In 1985 there were twice as many 20-40-year-olds as adults over 60. But of course, it is that same cohort – baby boomers, moving like a pig through a python, who are steadily swelling the ranks of the over 60s bringing their entitled demand for longevity with them. We have become used to cohort labels – Baby Boomers, Gen Xers, Millennials (soon to be followed by Gen Zers, apparently), labels which are largely applied during a generation’s early adulthood, when their peculiarities first become noticed. But whether they point to factors that are unique to a generation and its relation to a historic context, or merely to age effects – i.e. they are young and therefore different from the people applying the labels- is arguable (although boomers were probably the first self-consciously distinct cohort, defined in sharp contradistinction to their parents).

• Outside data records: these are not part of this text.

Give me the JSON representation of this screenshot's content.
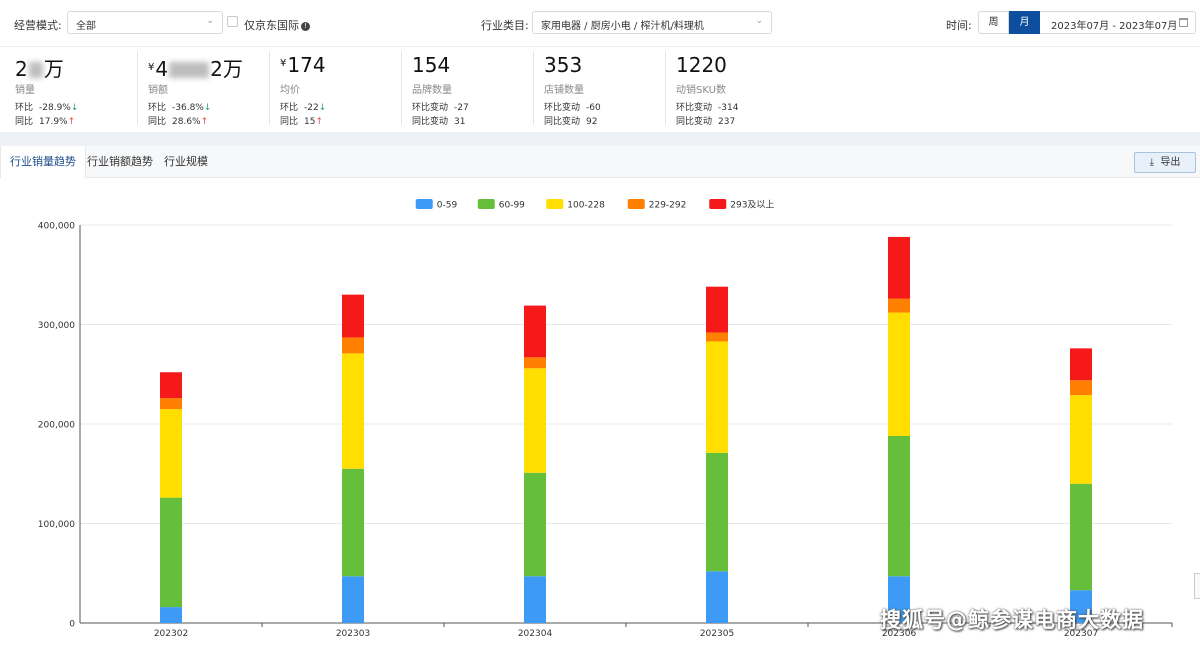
{
  "filters": {
    "mode_label": "经营模式:",
    "mode_value": "全部",
    "jd_intl_label": "仅京东国际",
    "category_label": "行业类目:",
    "category_value": "家用电器 / 厨房小电 / 榨汁机/料理机",
    "time_label": "时间:",
    "week_label": "周",
    "month_label": "月",
    "date_range": "2023年07月 - 2023年07月"
  },
  "kpis": [
    {
      "value_prefix": "2",
      "value_suffix": "万",
      "currency": "",
      "label": "销量",
      "row1_key": "环比",
      "row1_val": "-28.9%",
      "row1_arrow": "↓",
      "row2_key": "同比",
      "row2_val": "17.9%",
      "row2_arrow": "↑"
    },
    {
      "value_prefix": "4",
      "value_suffix": "2万",
      "currency": "¥",
      "label": "销额",
      "row1_key": "环比",
      "row1_val": "-36.8%",
      "row1_arrow": "↓",
      "row2_key": "同比",
      "row2_val": "28.6%",
      "row2_arrow": "↑"
    },
    {
      "value_prefix": "174",
      "value_suffix": "",
      "currency": "¥",
      "label": "均价",
      "row1_key": "环比",
      "row1_val": "-22",
      "row1_arrow": "↓",
      "row2_key": "同比",
      "row2_val": "15",
      "row2_arrow": "↑"
    },
    {
      "value_prefix": "154",
      "value_suffix": "",
      "currency": "",
      "label": "品牌数量",
      "row1_key": "环比变动",
      "row1_val": "-27",
      "row1_arrow": "",
      "row2_key": "同比变动",
      "row2_val": "31",
      "row2_arrow": ""
    },
    {
      "value_prefix": "353",
      "value_suffix": "",
      "currency": "",
      "label": "店铺数量",
      "row1_key": "环比变动",
      "row1_val": "-60",
      "row1_arrow": "",
      "row2_key": "同比变动",
      "row2_val": "92",
      "row2_arrow": ""
    },
    {
      "value_prefix": "1220",
      "value_suffix": "",
      "currency": "",
      "label": "动销SKU数",
      "row1_key": "环比变动",
      "row1_val": "-314",
      "row1_arrow": "",
      "row2_key": "同比变动",
      "row2_val": "237",
      "row2_arrow": ""
    }
  ],
  "tabs": [
    {
      "label": "行业销量趋势"
    },
    {
      "label": "行业销额趋势"
    },
    {
      "label": "行业规模"
    }
  ],
  "export_label": "导出",
  "watermark": "搜狐号@鲸参谋电商大数据",
  "colors": {
    "accent": "#0d4f9e",
    "series": [
      "#3d9bf5",
      "#66bf3b",
      "#ffde00",
      "#ff8000",
      "#f5191a"
    ]
  },
  "chart_data": {
    "type": "bar",
    "stacked": true,
    "categories": [
      "202302",
      "202303",
      "202304",
      "202305",
      "202306",
      "202307"
    ],
    "series": [
      {
        "name": "0-59",
        "values": [
          16000,
          47000,
          47000,
          52000,
          47000,
          33000
        ]
      },
      {
        "name": "60-99",
        "values": [
          110000,
          108000,
          104000,
          119000,
          141000,
          107000
        ]
      },
      {
        "name": "100-228",
        "values": [
          89000,
          116000,
          105000,
          112000,
          124000,
          89000
        ]
      },
      {
        "name": "229-292",
        "values": [
          11000,
          16000,
          11000,
          9000,
          14000,
          15000
        ]
      },
      {
        "name": "293及以上",
        "values": [
          26000,
          43000,
          52000,
          46000,
          62000,
          32000
        ]
      }
    ],
    "yticks": [
      "0",
      "100,000",
      "200,000",
      "300,000",
      "400,000"
    ],
    "ylim": [
      0,
      400000
    ],
    "legend_position": "top-center",
    "grid": true
  }
}
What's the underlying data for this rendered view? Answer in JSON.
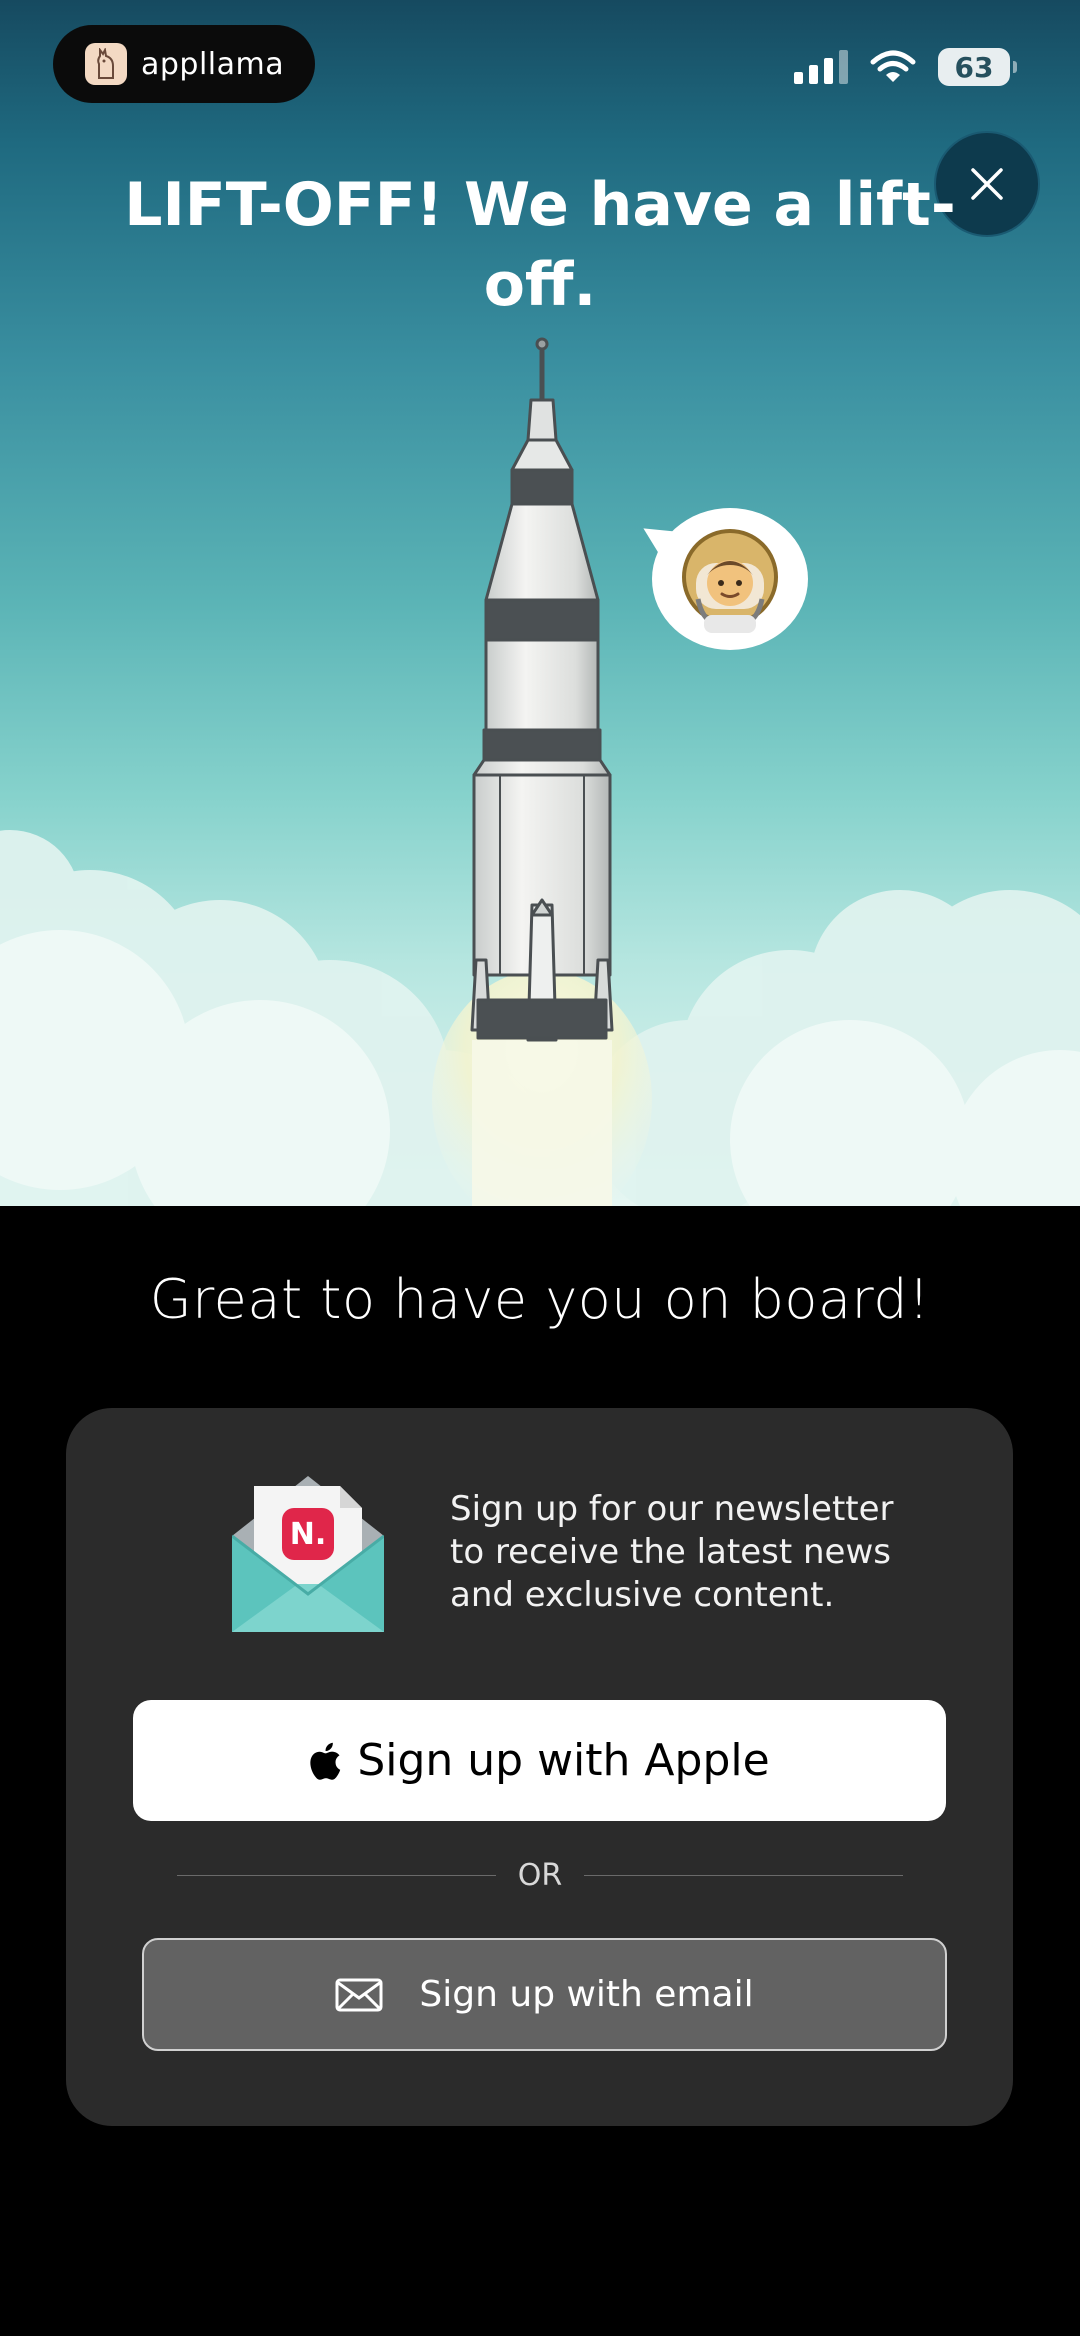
{
  "status_bar": {
    "app_name": "appllama",
    "battery_level": "63",
    "icons": [
      "app-logo-icon",
      "cellular-signal-icon",
      "wifi-icon",
      "battery-icon"
    ]
  },
  "hero": {
    "title": "LIFT-OFF! We have a lift-off.",
    "close_icon": "close-icon",
    "illustration": "rocket-launch",
    "bubble_emoji": "👨‍🚀"
  },
  "main": {
    "welcome": "Great to have you on board!",
    "newsletter": {
      "icon": "newsletter-envelope-icon",
      "badge": "N.",
      "text": "Sign up for our newsletter to receive the latest news and exclusive content."
    },
    "apple_button": {
      "label": "Sign up with Apple",
      "icon": "apple-icon"
    },
    "divider_label": "OR",
    "email_button": {
      "label": "Sign up with email",
      "icon": "mail-icon"
    }
  },
  "colors": {
    "sky_top": "#164a60",
    "sky_bottom": "#e6f6f2",
    "card_bg": "#2b2b2b",
    "email_button_bg": "#626262",
    "close_button_bg": "#0d3a4d",
    "badge_red": "#e0264a",
    "envelope_teal": "#5cc4bd"
  }
}
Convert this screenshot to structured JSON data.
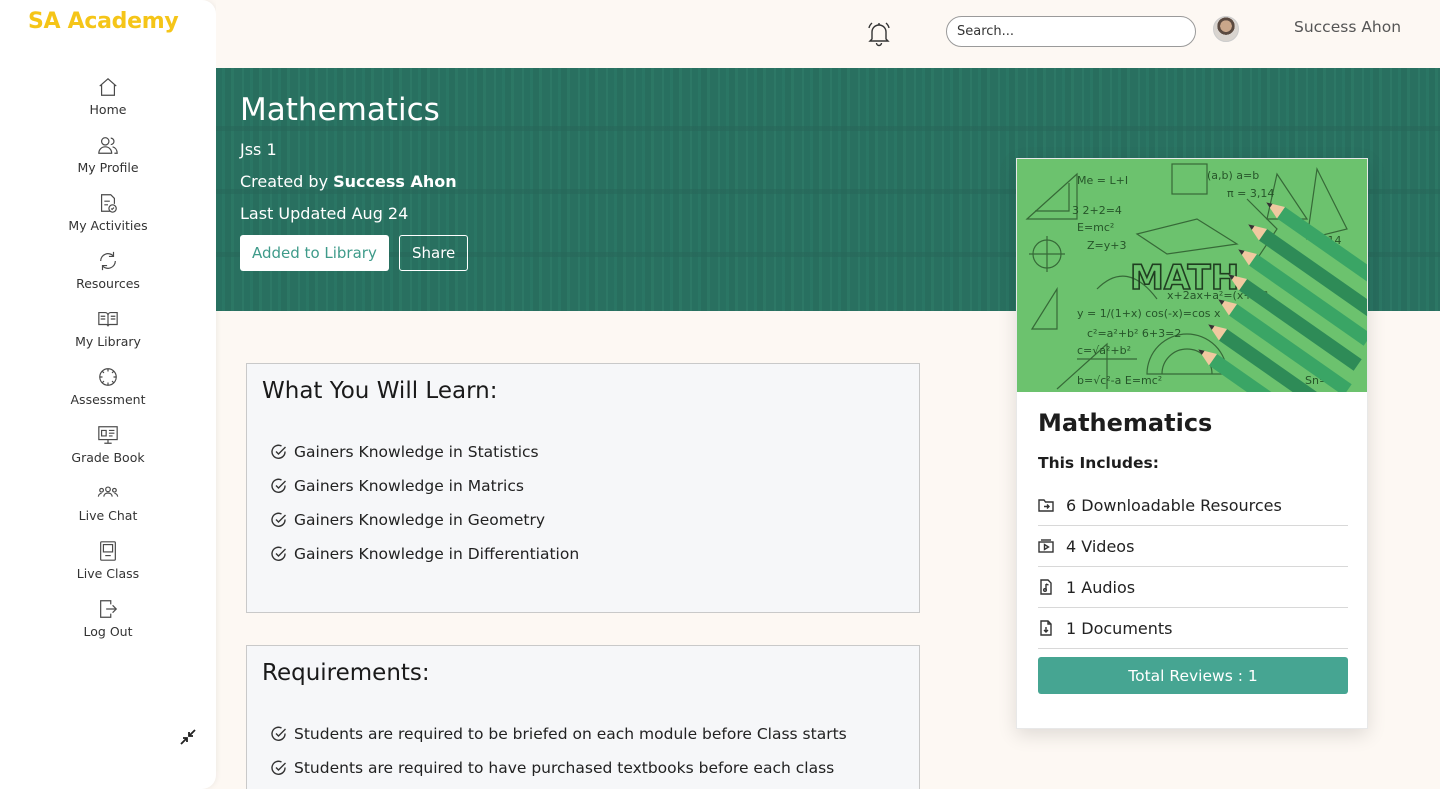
{
  "brand": {
    "name": "SA Academy",
    "color": "#f5c518"
  },
  "sidebar": {
    "items": [
      {
        "label": "Home",
        "icon": "home-icon"
      },
      {
        "label": "My Profile",
        "icon": "users-icon"
      },
      {
        "label": "My Activities",
        "icon": "activity-icon"
      },
      {
        "label": "Resources",
        "icon": "refresh-icon"
      },
      {
        "label": "My Library",
        "icon": "book-icon"
      },
      {
        "label": "Assessment",
        "icon": "dial-icon"
      },
      {
        "label": "Grade Book",
        "icon": "board-icon"
      },
      {
        "label": "Live Chat",
        "icon": "group-icon"
      },
      {
        "label": "Live Class",
        "icon": "screen-icon"
      },
      {
        "label": "Log Out",
        "icon": "logout-icon"
      }
    ],
    "collapse_icon": "collapse-arrows-icon"
  },
  "topbar": {
    "search_placeholder": "Search...",
    "username": "Success Ahon"
  },
  "hero": {
    "title": "Mathematics",
    "class_level": "Jss 1",
    "created_prefix": "Created by ",
    "creator": "Success Ahon",
    "last_updated": "Last Updated Aug 24",
    "library_button": "Added to Library",
    "share_button": "Share",
    "accent": "#2f7d6c"
  },
  "learn": {
    "title": "What You Will Learn:",
    "items": [
      "Gainers Knowledge in Statistics",
      "Gainers Knowledge in Matrics",
      "Gainers Knowledge in Geometry",
      "Gainers Knowledge in Differentiation"
    ]
  },
  "requirements": {
    "title": "Requirements:",
    "items": [
      "Students are required to be briefed on each module before Class starts",
      "Students are required to have purchased textbooks before each class"
    ]
  },
  "course_card": {
    "image_text": "MATH",
    "title": "Mathematics",
    "includes_label": "This Includes:",
    "includes": [
      {
        "label": "6 Downloadable Resources",
        "icon": "folder-icon"
      },
      {
        "label": "4 Videos",
        "icon": "video-icon"
      },
      {
        "label": "1 Audios",
        "icon": "audio-file-icon"
      },
      {
        "label": "1 Documents",
        "icon": "document-icon"
      }
    ],
    "reviews_button": "Total Reviews : 1",
    "button_color": "#46a592"
  }
}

When we consider the future population structure, we can be fairly confident that the Rolling Stones will cease live performances sometime before 2050, but the question is whether the over-60s in 2030 and beyond will maintain their generational cohort distinctiveness. If the question is expressed slightly differently – ‘Will age effects outweigh cohort effects?’ the tentative answer is yes. Recent data shows that as millennials marry and start families, like their parents they leave Brooklyn and move to the suburbs;- it’s just that they are doing these things later than previous generations. More meaningfully, in all but one presidential election since 1976 the proportion of over-60s voting Republican has exceeded the proportion of 20-40 year olds (the one exception was 2000, when the proportions were roughly equal) suggesting that as they age, people become more conservative. This difference has grown markedly in the last three elections (see chart). Of course it’s a lot more complicated than that, as this New York Times article makes clear; but the interactive chart in the article still decisively shows that although events in formative years influence a person’s basic political allegiance, there is a universal rightward drift as people age.
So, interesting times ahead. Hold on to your hats.